In the Quest airlock, Gerst wrapped up verification work on the new spacesuit delivered to the station by the SpaceX-3 commercial resupply services mission in April. Gerst performed a water dump and fill of the spacesuit to satisfy maintenance requirements for on-orbit stowage. Since this is the first U.S. spacesuit that has traveled to the station on anything other than a space shuttle, Gerst has been conducting an extra-thorough checkout of the suit to certify it for readiness.

With their own spacewalk looming next week, Flight Engineers Alexander Skvortsov and Oleg Artemyev attached spacewalk tools and other hardware to their Russian Orlan spacesuits, including gear on loan from their NASA crewmates.

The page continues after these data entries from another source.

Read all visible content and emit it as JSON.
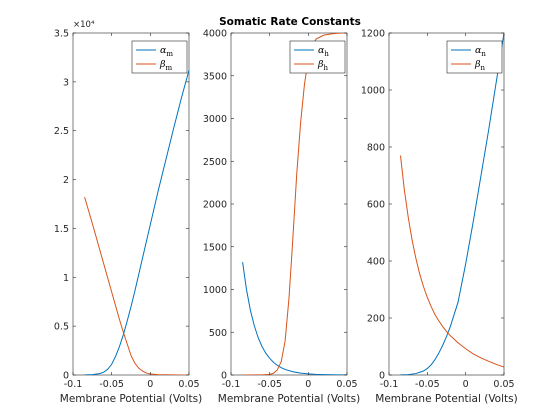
{
  "figure_title": "Somatic Rate Constants",
  "chart_data": [
    {
      "type": "line",
      "xlabel": "Membrane Potential (Volts)",
      "xlim": [
        -0.1,
        0.05
      ],
      "xticks": [
        -0.1,
        -0.05,
        0,
        0.05
      ],
      "xtick_labels": [
        "-0.1",
        "-0.05",
        "0",
        "0.05"
      ],
      "ylim": [
        0,
        3.5
      ],
      "yticks": [
        0,
        0.5,
        1,
        1.5,
        2,
        2.5,
        3,
        3.5
      ],
      "ytick_labels": [
        "0",
        "0.5",
        "1",
        "1.5",
        "2",
        "2.5",
        "3",
        "3.5"
      ],
      "y_multiplier_label": "×10⁴",
      "legend": "top-right",
      "series": [
        {
          "name": "α",
          "sub": "m",
          "color": "#0072BD",
          "x": [
            -0.085,
            -0.075,
            -0.065,
            -0.06,
            -0.055,
            -0.05,
            -0.045,
            -0.04,
            -0.035,
            -0.03,
            -0.025,
            -0.02,
            -0.01,
            0,
            0.01,
            0.02,
            0.03,
            0.04,
            0.05
          ],
          "y": [
            0.001,
            0.004,
            0.015,
            0.03,
            0.06,
            0.11,
            0.19,
            0.29,
            0.41,
            0.55,
            0.7,
            0.86,
            1.2,
            1.54,
            1.88,
            2.2,
            2.52,
            2.83,
            3.12
          ]
        },
        {
          "name": "β",
          "sub": "m",
          "color": "#D95319",
          "x": [
            -0.085,
            -0.075,
            -0.065,
            -0.055,
            -0.045,
            -0.04,
            -0.035,
            -0.03,
            -0.025,
            -0.02,
            -0.015,
            -0.01,
            -0.005,
            0,
            0.01,
            0.02,
            0.03,
            0.04,
            0.05
          ],
          "y": [
            1.82,
            1.55,
            1.27,
            0.99,
            0.71,
            0.57,
            0.44,
            0.32,
            0.2,
            0.12,
            0.07,
            0.04,
            0.02,
            0.01,
            0.004,
            0.002,
            0.001,
            0,
            0
          ]
        }
      ]
    },
    {
      "type": "line",
      "xlabel": "Membrane Potential (Volts)",
      "xlim": [
        -0.1,
        0.05
      ],
      "xticks": [
        -0.1,
        -0.05,
        0,
        0.05
      ],
      "xtick_labels": [
        "-0.1",
        "-0.05",
        "0",
        "0.05"
      ],
      "ylim": [
        0,
        4000
      ],
      "yticks": [
        0,
        500,
        1000,
        1500,
        2000,
        2500,
        3000,
        3500,
        4000
      ],
      "ytick_labels": [
        "0",
        "500",
        "1000",
        "1500",
        "2000",
        "2500",
        "3000",
        "3500",
        "4000"
      ],
      "legend": "top-right",
      "series": [
        {
          "name": "α",
          "sub": "h",
          "color": "#0072BD",
          "x": [
            -0.085,
            -0.08,
            -0.075,
            -0.07,
            -0.065,
            -0.06,
            -0.055,
            -0.05,
            -0.045,
            -0.04,
            -0.035,
            -0.03,
            -0.02,
            -0.01,
            0,
            0.01,
            0.02,
            0.03,
            0.04,
            0.05
          ],
          "y": [
            1320,
            1000,
            760,
            580,
            440,
            335,
            255,
            195,
            148,
            113,
            86,
            65,
            38,
            22,
            13,
            8,
            5,
            3,
            2,
            1
          ]
        },
        {
          "name": "β",
          "sub": "h",
          "color": "#D95319",
          "x": [
            -0.085,
            -0.06,
            -0.05,
            -0.045,
            -0.04,
            -0.035,
            -0.03,
            -0.025,
            -0.02,
            -0.015,
            -0.01,
            -0.005,
            0,
            0.005,
            0.01,
            0.02,
            0.03,
            0.04,
            0.05
          ],
          "y": [
            0,
            2,
            8,
            20,
            60,
            160,
            400,
            900,
            1600,
            2350,
            2950,
            3400,
            3700,
            3850,
            3930,
            3975,
            3990,
            3998,
            4000
          ]
        }
      ]
    },
    {
      "type": "line",
      "xlabel": "Membrane Potential (Volts)",
      "xlim": [
        -0.1,
        0.05
      ],
      "xticks": [
        -0.1,
        -0.05,
        0,
        0.05
      ],
      "xtick_labels": [
        "-0.1",
        "-0.05",
        "0",
        "0.05"
      ],
      "ylim": [
        0,
        1200
      ],
      "yticks": [
        0,
        200,
        400,
        600,
        800,
        1000,
        1200
      ],
      "ytick_labels": [
        "0",
        "200",
        "400",
        "600",
        "800",
        "1000",
        "1200"
      ],
      "legend": "top-right",
      "series": [
        {
          "name": "α",
          "sub": "n",
          "color": "#0072BD",
          "x": [
            -0.085,
            -0.075,
            -0.065,
            -0.055,
            -0.05,
            -0.045,
            -0.04,
            -0.035,
            -0.03,
            -0.025,
            -0.02,
            -0.01,
            0,
            0.01,
            0.02,
            0.03,
            0.04,
            0.05
          ],
          "y": [
            0.5,
            1.5,
            5,
            14,
            23,
            36,
            54,
            77,
            104,
            135,
            170,
            255,
            390,
            540,
            700,
            860,
            1030,
            1200
          ]
        },
        {
          "name": "β",
          "sub": "n",
          "color": "#D95319",
          "x": [
            -0.085,
            -0.08,
            -0.075,
            -0.07,
            -0.065,
            -0.06,
            -0.055,
            -0.05,
            -0.045,
            -0.04,
            -0.035,
            -0.03,
            -0.025,
            -0.02,
            -0.01,
            0,
            0.01,
            0.02,
            0.03,
            0.04,
            0.05
          ],
          "y": [
            770,
            650,
            555,
            475,
            410,
            355,
            310,
            272,
            240,
            212,
            190,
            170,
            153,
            138,
            113,
            92,
            74,
            60,
            48,
            37,
            28
          ]
        }
      ]
    }
  ]
}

During the 6 ½-hour excursion slated to begin at 9:50 a.m. Thursday, the two spacewalking cosmonauts will mount a new integrated command and telemetry system on the Zvezda service module and replace a payload rack on the Russian segment with a payload boom previously installed in a temporary location. NASA Television coverage of the Russian spacewalk begins at 9:15 a.m. Thursday.

The spacewalk will be the 180th in support of space station assembly and maintenance and the first for both Skvortsov and Artemyev.

The third Russian cosmonaut aboard the station, Flight Engineer Max Suraev, worked with Skvortsov to install a docking mechanism for the ISS Progress 55 cargo craft connected to the Pirs docking compartment. Suraev also conducted an audit of the docking and internal transfer system tools and equipment aboard the station.

Over the weekend, the station’s residents will have some free time to relax, speak with family members back on Earth and take care of weekly housekeeping chores. They’ll also have a chance to catch up on the action at the World Cup 2014 games in Brazil. The crew sent down a special message earlier to wish good luck to all the players and teams.